I'd definately encourage you to get a lot more deeply-substrated plants to keep the substrate healthy.
Crypts and swords are both great- E Bleheri will get extremely large, but there are smaller swords available online (klienar prinz, E. Blehirae compacta, Echinodorus 'rubin' all come to mind) .
A small filter will help keep the water clear. (sponge filter would be perfect)

Add a few floating plants and your fish will calm down and color up more- maybe some amazon frogbit.

Keep oxygen levels relatively high too. (the soil will produce lots of CO2- more surface movement won't drive the CO2 down, instead, in my experience, higher O2 will simply grow more bacteria in the substrate, which produces more CO2. In essense, soil tanks seem to balance themselves as long as there's enough oxygen to keep the soil from getting anaerobic.)

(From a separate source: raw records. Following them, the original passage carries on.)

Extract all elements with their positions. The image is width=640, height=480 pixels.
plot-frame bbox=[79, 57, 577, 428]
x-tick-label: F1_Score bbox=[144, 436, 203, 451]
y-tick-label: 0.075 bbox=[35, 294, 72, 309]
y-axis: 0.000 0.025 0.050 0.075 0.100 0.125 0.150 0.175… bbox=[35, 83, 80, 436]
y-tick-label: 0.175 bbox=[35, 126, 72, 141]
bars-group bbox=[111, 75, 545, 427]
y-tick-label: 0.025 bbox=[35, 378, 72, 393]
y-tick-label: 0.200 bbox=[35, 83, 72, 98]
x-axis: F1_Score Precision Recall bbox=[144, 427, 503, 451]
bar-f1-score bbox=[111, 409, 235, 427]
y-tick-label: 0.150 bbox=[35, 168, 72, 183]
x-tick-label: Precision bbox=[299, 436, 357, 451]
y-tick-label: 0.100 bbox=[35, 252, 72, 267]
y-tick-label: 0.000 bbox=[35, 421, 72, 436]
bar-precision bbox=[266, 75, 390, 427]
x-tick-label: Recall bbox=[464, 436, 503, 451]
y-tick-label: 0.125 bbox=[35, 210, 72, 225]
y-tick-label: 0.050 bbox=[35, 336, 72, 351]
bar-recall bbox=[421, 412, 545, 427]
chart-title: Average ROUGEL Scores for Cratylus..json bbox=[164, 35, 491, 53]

Definately keep an eye out for the fish hanging out at the surface- If you notice, then smell the water. If you smell rotten eggs, break the tank down and redo it. If you don't smell rotten eggs, then add a little surface movement.

doki 04-27-2012 04:21 PM

i got this wisteria about a week ago and the front plant the stem is kind of leaning towards the side im not sure if this is bad or not it could be new growth i took a picture because i dont know much about plants im still starting out.

also here is what i believe to be dwarf sag my question is how long until new growth starts to appear? will it sprout from the sides?

rhymon78 04-27-2012 04:44 PM

also here is what i believe to be dwarf sag my question is how long until new growth starts to appear? will it sprout from the sides?[/QUOTE]

I have one of those in my tank, and within about 2 weeks it has shot out two or three runners to the side, the runners have found the substrate. theres a few more that are a bit unruly and are just growing in the water, ill direct them.

I believe I can see some new growth, runners forming in the background as you look at it in that pic. kind of a tangle at the back, thats how mine is.

Byron 04-27-2012 05:41 PM

On the first question, the Wisteria, that bend in the main stem was caused by how the plant was growing at that time. Like most plants, stems grow toward the light, and either in the aquarium store or the nursery this plant was likely affected by a change in position and the stem thus changed direction. This often happens in aquaria when the stem reaches the surface and then turns basically 90 degrees to grow along the surface. The leaf you have circled may or may not be "new" growth.

On the second plant, with respect i do not think that is dwarf sag which would be Sagittaria subulata. We have a profile of this species, and I have it in my 70g. As far as i can ascertain, the emersed leaf form is a bit thicker than the submersed, but otherwise they are identical. I have searched for a photo to illustrate, but can't find any. I did find this video which may help, it shows the plant growing in nature in Florida.
Awlleaf arrowhead | Center for Aquatic and Invasive Plants

The plant in your photo I suspect is Microsword, or Lilaeopsis brasiliensis; this is the emersed form. It bears quite a striking resemblance to Helanthium tenellum, the pygmy chain sword. Sagittaria and Helanthium are in the same family, Lilaeopsis is not.


redchigh 04-28-2012 12:41 PM

Most substrate plants (like hairgrass, dwarf sag, probably all of them) do much better if you divide the individual plantlets- it looks like you planted a pot of them together.

Divide them up and plant seperately and they'll spread faster.